Jack McBean signed as a Home Grown Player out of the Galaxy Academy. Bob Levey/Getty Images

Counting down the 11 biggest 2011 stories in Southern California soccer ...

The Galaxy won Major League Soccer's championship. Chivas USA altered its culture, probably for the better. Neither achievement is as important as the steps both clubs are taking to develop talent.

2011 was the year the local teams' emphasis on their academy programs began to make a real impact, with national championships, prosperous partnerships, advancing talent and one massive merger.

The Galaxy, with former midfielder Chris Klein in charge of the academy program, won the title, claiming the U.S. Soccer Development Academy U15/16 championship last July. Then they picked up the cream of Mission Viejo-based Pateadores' U17/18 titlists through a partnership with Todd Saldaña's South Bay Force club. One of those pickups -- Inglewood's Jose Villarreal -- already has signed a Home Grown Player contract with L.A.'s first team, just like Newport Beach's Jack McBean, who joined the Galaxy last season at 16. More appear destined to follow.

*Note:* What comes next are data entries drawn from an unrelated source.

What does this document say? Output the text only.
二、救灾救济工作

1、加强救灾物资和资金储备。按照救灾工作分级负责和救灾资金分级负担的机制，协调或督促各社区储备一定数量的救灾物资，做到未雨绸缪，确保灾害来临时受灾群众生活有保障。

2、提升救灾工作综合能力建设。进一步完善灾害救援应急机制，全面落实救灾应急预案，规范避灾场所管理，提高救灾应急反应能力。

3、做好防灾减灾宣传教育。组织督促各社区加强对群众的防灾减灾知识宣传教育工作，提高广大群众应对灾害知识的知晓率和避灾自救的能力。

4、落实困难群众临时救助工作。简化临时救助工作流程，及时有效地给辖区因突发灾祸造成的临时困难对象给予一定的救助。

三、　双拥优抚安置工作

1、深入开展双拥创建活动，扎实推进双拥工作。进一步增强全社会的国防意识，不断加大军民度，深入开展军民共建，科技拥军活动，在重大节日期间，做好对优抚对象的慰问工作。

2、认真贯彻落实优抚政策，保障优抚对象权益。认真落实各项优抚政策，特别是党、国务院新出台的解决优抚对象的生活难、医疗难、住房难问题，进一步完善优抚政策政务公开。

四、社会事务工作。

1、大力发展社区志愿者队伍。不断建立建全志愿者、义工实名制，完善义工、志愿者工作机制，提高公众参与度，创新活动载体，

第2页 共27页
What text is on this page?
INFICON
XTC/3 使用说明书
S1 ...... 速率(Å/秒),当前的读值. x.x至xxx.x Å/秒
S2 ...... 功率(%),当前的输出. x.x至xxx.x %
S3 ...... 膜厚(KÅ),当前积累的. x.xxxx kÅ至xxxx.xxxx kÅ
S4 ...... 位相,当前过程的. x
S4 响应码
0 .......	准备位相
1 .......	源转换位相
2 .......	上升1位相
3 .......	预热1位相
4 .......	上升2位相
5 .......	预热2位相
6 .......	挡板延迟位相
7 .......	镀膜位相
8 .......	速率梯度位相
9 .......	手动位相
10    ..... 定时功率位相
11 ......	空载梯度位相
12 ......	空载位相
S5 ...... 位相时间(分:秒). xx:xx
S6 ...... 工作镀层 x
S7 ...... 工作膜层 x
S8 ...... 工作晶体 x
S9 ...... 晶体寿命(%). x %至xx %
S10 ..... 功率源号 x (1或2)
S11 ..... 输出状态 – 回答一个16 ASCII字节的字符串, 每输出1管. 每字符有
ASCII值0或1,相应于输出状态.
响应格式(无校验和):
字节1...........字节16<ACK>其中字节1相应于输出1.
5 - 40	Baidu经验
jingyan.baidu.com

Chivas made the bolder move, bringing in under its umbrella the Cosmos West Academy -- the New York Cosmos' Pasadena-based West Coast development center, which the prospective MVP team abandoned to align with league rules. Former pro Teddy Chronopoulos, Cosmos West's director, took charge of Chivas' program, which also benefited from the influence of first-team assistant coach Greg Vanney, who had been running Real Salt Lake's Arizona program. General manager Jose Domene declared that the Goats wanted to build the bulk of its roster, going forward, from their academy.

Both clubs have youth national team-caliber players, some plucked from top clubs in Southern California's talent-rich scene. The ability to offer professional contracts is an advantage the Galaxy and Chivas have over its local rivals.

The academy system is still in its infancy in the U.S., but it's the foundation of soccer's future in this country. The local sides were a little slow to the party -- check out what the Chicago Fire, especially, have been producing for years -- but as MLS player-acquisition rules begin to catch up with developmental philosophies, the impact will surely broaden.